The most common imaging finding in ipilimumab-induced hypophysitis is mild to moderate diffuse enlargement of the pituitary gland with variable enhancement. In some cohorts, symmetrical enlargement of the pituitary gland has been reported in 12%–88% of patients with ipilimumab-induced hypophysitis [9], [10]. Pituitary enlargement rarely causes compression of the optic apparatus [10]. Steroid therapy results in resolution of pituitary enlargement and chronic persistent enlargement of the pituitary is uncommon [2]. Furthermore, involvement of the posterior pituitary is extremely rare, being reported in only one out of 15 ipilimumab-induced hypophysitis cases [11]. Stalk thickening was reported in 10 out of 17 patients in another cohort [10].

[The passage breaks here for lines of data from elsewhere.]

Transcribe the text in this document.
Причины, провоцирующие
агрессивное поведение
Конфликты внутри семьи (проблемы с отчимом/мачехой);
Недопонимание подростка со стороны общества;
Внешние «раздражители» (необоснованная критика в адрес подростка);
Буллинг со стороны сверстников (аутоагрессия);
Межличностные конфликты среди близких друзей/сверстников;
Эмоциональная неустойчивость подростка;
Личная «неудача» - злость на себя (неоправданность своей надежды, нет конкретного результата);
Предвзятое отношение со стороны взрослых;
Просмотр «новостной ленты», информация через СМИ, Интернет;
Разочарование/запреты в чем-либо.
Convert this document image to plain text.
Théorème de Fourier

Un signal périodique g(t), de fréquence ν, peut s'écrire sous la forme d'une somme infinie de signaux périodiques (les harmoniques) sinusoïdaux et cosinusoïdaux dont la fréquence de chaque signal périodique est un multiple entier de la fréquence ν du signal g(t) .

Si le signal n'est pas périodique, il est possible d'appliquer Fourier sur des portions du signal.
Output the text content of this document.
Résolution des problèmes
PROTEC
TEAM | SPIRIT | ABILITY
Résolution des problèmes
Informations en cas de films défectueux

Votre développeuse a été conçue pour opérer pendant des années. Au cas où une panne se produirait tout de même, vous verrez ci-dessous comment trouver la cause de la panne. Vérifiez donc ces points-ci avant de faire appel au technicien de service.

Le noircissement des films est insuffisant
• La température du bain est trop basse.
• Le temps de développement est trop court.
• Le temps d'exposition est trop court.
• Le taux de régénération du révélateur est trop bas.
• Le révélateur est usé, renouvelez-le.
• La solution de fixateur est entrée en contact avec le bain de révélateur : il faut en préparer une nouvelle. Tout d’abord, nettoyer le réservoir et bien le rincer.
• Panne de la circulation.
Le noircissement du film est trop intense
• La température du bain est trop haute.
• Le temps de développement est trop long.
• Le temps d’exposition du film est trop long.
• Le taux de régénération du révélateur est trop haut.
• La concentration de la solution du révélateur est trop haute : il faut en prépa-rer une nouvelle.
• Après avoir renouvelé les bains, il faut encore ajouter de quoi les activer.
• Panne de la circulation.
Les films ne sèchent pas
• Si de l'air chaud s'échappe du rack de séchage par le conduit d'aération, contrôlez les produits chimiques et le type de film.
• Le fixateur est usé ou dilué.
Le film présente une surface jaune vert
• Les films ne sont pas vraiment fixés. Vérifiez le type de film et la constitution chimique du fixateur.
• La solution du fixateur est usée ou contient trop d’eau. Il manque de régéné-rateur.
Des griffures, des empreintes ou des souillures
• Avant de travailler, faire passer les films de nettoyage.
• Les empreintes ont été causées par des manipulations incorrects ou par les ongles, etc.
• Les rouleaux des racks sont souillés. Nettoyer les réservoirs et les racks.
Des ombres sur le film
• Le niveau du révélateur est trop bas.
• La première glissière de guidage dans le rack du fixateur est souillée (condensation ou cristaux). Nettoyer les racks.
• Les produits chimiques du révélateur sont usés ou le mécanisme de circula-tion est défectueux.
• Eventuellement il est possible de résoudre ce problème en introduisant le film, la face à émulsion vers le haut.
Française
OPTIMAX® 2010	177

This patient presented with bilateral nasal hemianopia and bitemporal superior quadrantanopia. Those findings are not typically seen in patients with pituitary mass, but the characteristic visual field defect caused by pituitary mass with suprasellar extension is bitemporal hemianopsia. Ophthalmologic complications from ipilimumab therapy are rare, occurring in less than 1% of patients, but generally manifest as uveitis [6]. In our case, 3D FLAIR clearly showed high-signal lesions in optic tracts and tuber cinereum, which were considered related to her visual symptoms. 3D FLAIR eliminates inflow artifacts in the basal cistern and reduces CSF signals completely, producing high-resolution images with thinner slices [12]. Therefore, 3D FLAIR could clearly identify tiny lesions in optic tracts in this case. Because the pituitary lesion was not large enough to compress the optic chiasma, the optic tract and tuber cinereum lesions may suggest inflammation due to hypophysitis. 3D FLAIR might be useful in patients with ipilimumab-induced hypophysitis with visual field constrictions.